Interleukin‑22 regulates the homeostasis of the intestinal epithelium during inflammation.

Abstract

Interleukin-22 (IL-22) has both pro-inflammatory and anti-inflammatory properties in a number tissues depending on the environment. Epithelial cells usually have a rapid turnover and are fueled by tissue stem cells. However, the question of whether IL-22 regulates tissue homeostasis through the modulation of stem cells remains unanswered. In this study, we investigated the role of IL-22 in the homeostasis of intestinal epithelial cells (IECs) during inflammation through a 3D organoid culture system. qPCR was performed to detect the changes in important gene transcriptions, and immunohistochemistry and western blot analysis were carried out to determine protein expression. As a result, we found that the expression of IL-22 was synchronously altered with the damage of the intestine. IL-22 treatment promoted cell proliferation and suppressed the cell differentiation of intestinal organoids. Surprisingly, IL-22 also led to self-renewal defects of intestinal stem cells (ISCs), thereby eventually resulting in the death of organoids.
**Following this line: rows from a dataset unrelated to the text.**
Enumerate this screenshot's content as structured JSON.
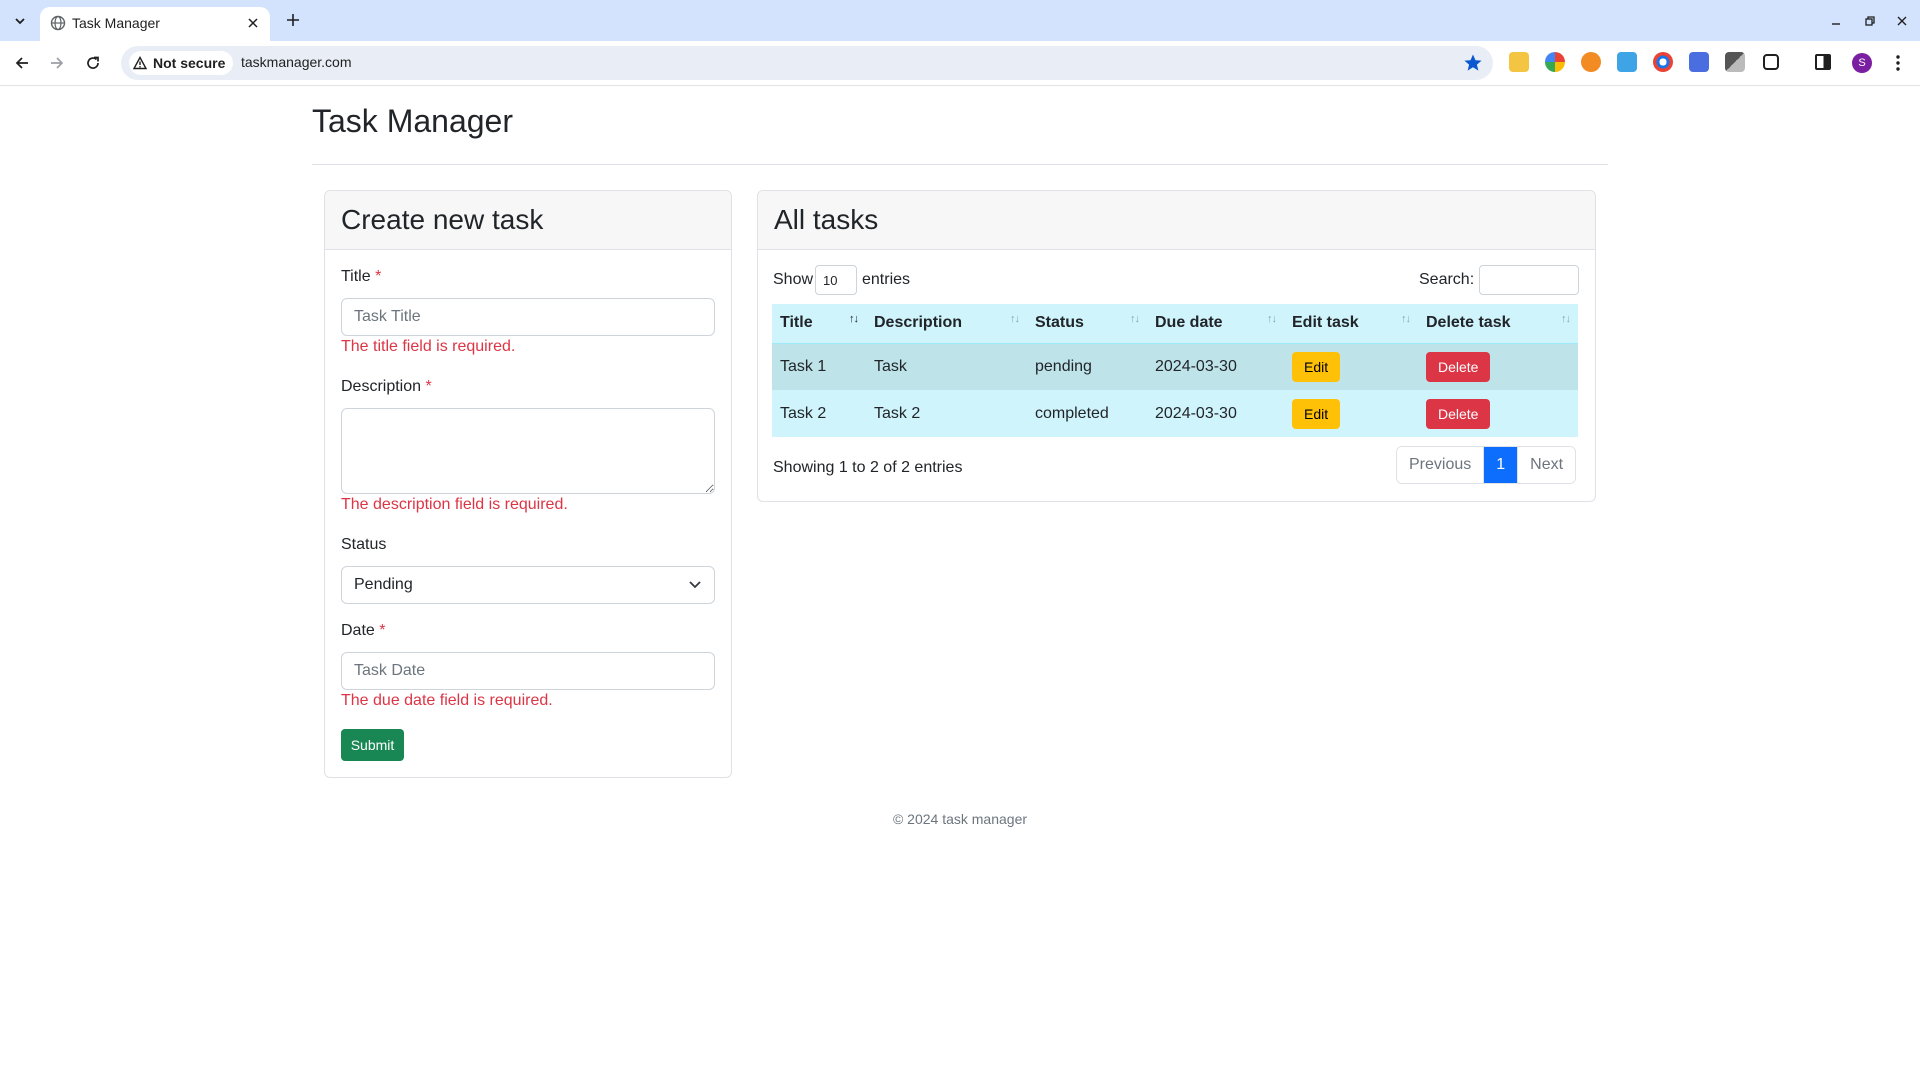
{
  "browser": {
    "tab_title": "Task Manager",
    "security_label": "Not secure",
    "url": "taskmanager.com",
    "profile_initial": "S"
  },
  "page": {
    "title": "Task Manager",
    "footer": "© 2024 task manager"
  },
  "create_form": {
    "heading": "Create new task",
    "title_label": "Title",
    "title_placeholder": "Task Title",
    "title_error": "The title field is required.",
    "description_label": "Description",
    "description_error": "The description field is required.",
    "status_label": "Status",
    "status_value": "Pending",
    "date_label": "Date",
    "date_placeholder": "Task Date",
    "date_error": "The due date field is required.",
    "required_mark": "*",
    "submit_label": "Submit"
  },
  "task_list": {
    "heading": "All tasks",
    "show_label": "Show",
    "entries_value": "10",
    "entries_label": "entries",
    "search_label": "Search:",
    "columns": [
      "Title",
      "Description",
      "Status",
      "Due date",
      "Edit task",
      "Delete task"
    ],
    "rows": [
      {
        "title": "Task 1",
        "description": "Task",
        "status": "pending",
        "due": "2024-03-30",
        "edit": "Edit",
        "delete": "Delete"
      },
      {
        "title": "Task 2",
        "description": "Task 2",
        "status": "completed",
        "due": "2024-03-30",
        "edit": "Edit",
        "delete": "Delete"
      }
    ],
    "info": "Showing 1 to 2 of 2 entries",
    "pagination": {
      "previous": "Previous",
      "current": "1",
      "next": "Next"
    }
  },
  "colors": {
    "success": "#198754",
    "warning": "#ffc107",
    "danger": "#dc3545",
    "primary": "#0d6efd",
    "table_header": "#cff4fc"
  }
}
In examining the underlying mechanisms, we found that IL-22 activated signal transducer and activator of transcription 3 (Stat3) phosphorylation and suppressed the Wnt and Notch signaling pathways. Importantly, Wnt3a treatment attenuated the organoid defects caused by IL-22, which consolidated the importance of Wnt pathway at the downstream of IL-22. Collectively, the findings of this study indicate that IL-22 regulates the homeostasis of the intestinal epithelium and is critical for the regeneration of the intestine during inflammation. Thus, the data of this study may provide a potential strategy and a basis for the treatment of diseases of intestinal inflammation in clinical practice.